Municipal bonds firmed Thursday morning following a report by the government that showed persisting economic woes.
Yields on municipal bonds fell as much as four basis points, according to Municipal Market Data, after the Labor Department announced jobless claims climbed 14,000 in the week ended February 22.
"No question that strengthening yields on munis are related to this, people are looking for lower risk and income given some of this data uncertainty," Brian Rehling, chief fixed income strategist at Wells Fargo Advisors, said in an interview. "The data is not great right now. Unemployment claims climbed last week to about a one-month high, and that's been a trend for the last couple of months."
Yields on bonds maturing from 2022 to 2032 fell the most, as much as four basis points, while those maturing in 2019 and 2021 fell as much as three basis points.

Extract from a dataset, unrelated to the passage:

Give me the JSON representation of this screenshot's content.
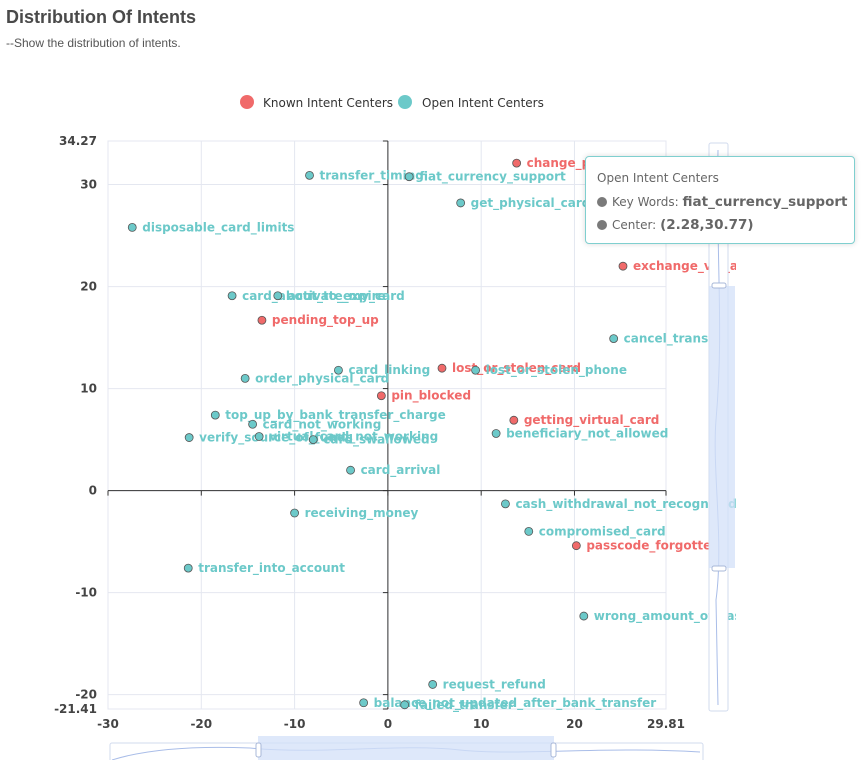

The rise in the value of bonds was ubiquitous throughout the yield curve.
Initial jobless claims climbed 14,000 to 348,000 in the week ended February 22, 4% higher than the 3335,000 figure expected by economists polled by Thomson Reuters. Claims for the week ended February 15 were revised to 334,000 from the 336,000 initially reported.
Continuing jobless claims were 2.964 million in the week ended February 15, compared with 2.980 million estimated by economists.
"They're clearly on the path to taper in March," Rehling said. "But going after that, if the numbers continue to disappoint, then yes absolutely it could pause if inflation is below their targets."
The Federal Reserve announced in December it would slow its bond purchasing program by $10 billion a month, then again in January it announced another $10 billion a month reduction, bringing monthly asset purchases to $65 billion. Sauntering economic growth has led some in the market to believe that a slowdown in the taper could be possible.
"I think it would be a matter of pausing," Rehling said. "I don't think cutting it back from $ 10 billion to $5 billion would be likely but they could pause it if this data persists. I'm looking for interest rates to be relatively well-contained."
Rehling said he expects interest rates on 10-year maturities to remain between 2.50% and 2.80% for "quite a while."
Treasury yields also slid Thursday morning, with the 30-year falling two basis points to 3.61%, and the 10-year dropping one basis point to 2.66%. The two-year yield was up one basis point to 0.34%.